再看向面前那輛稀爛的騷粉色,頭疼變本加厲:“行。回去把出生年月日和地點發我,我幫你看看。”
“好哦。”他又喝了一口咖啡,長腿交疊,蹺起二郎腿。“好無聊啊,能不能放點歌聽?”
他一副大爺做派,問東問西,聞無眠習慣在絕對安靜的環境下開車,從沒體驗過副駕駛坐了只麻雀的滋味。
但考慮到自己剛砸死了他的“女朋友”,她反常地沒覺得煩,並且直接給他升級服務:“手機連我藍芽,想聽什麼自己放。”
音響響起一聲“藍芽連線成功”,伏城搖頭晃腦地開始選歌。
她下意識看了眼這隻灰“麻雀”的動作——
他高舉手機到遮住雙眼的位置。袖口的襯衫滑落,露出極有骨感的手腕。腕骨的青筋蜿蜒而上,靠近脈搏的地方有一塊明顯的淤青。
車內響起某著名特攝劇激情澎湃的片頭曲。第一次聽這種歌的聞無眠一瞬間以為自己馬上就要去拯救地球。
“……”
一小時後,車行得出結論:完全報廢,修不了,建議直接商量賠償。
聞無眠看著八十多萬的賠償建議書,嘴角抽動。伏城臉色也不好,一下車就沒話了,一小時裡溜了四趟廁所,對工作人員的問話也愛答不理的。
在他第四次回來後,草草掃了一眼八十萬的建議書,隨手塞進口袋,像塞廣告傳單似的:“我們私下解決。”
接著,示意聞無眠可以走了。她天經地義再次充當回程司機角色。
回去的路上格外安靜。既不放歌也不嘰嘰喳喳。在離小區還有三點五公里時,才聽見他開口:
“破軍是不是跟我命裡犯衝?為什麼我今天那麼難受。”
聞無眠朝聲音來源瞄去一眼。伏城臉色蒼白,腦袋靠在車玻璃上,額上冒出冷汗。連聲音都因虛弱而啞掉幾分。

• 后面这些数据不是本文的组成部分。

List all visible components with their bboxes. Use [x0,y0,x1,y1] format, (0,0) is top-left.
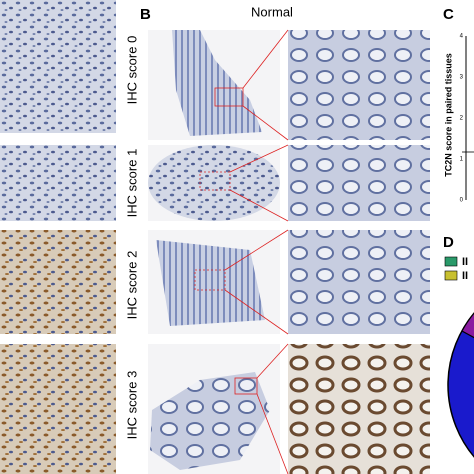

一個小時前還好好的,突然猴子變病貓。她打著方向盤,覆盤並分析原因:“你早上攝入了大概250毫克的咖啡因,考慮到昨晚睡眠不足,可能是咖啡因刺激到了本來就脆弱的腸胃。也可能是馥芮白裡的牛奶品質不好,你不嫌麻煩可以打電話投訴爭取賠償,或者……單純是你自己乳糖不耐受。”
“……”伏城眨眨眼睛,縮在副駕駛,聽完她這一串,完美找錯重點:“你還關心我喝什麼咖啡。”
“這也算關心嗎?”她拐了個彎,面無表情:“看一眼就注意到了。”
“停車。”
哪知伏城伸手敲了敲車窗。
她眼皮一跳:“不行,這裡抓到了要貼罰……”
“單”字還沒說出口,側對她的伏城就哆嗦了下,似乎馬上要吐出來了。
聞無眠一秒老實,靠邊停車解鎖車門。
“……”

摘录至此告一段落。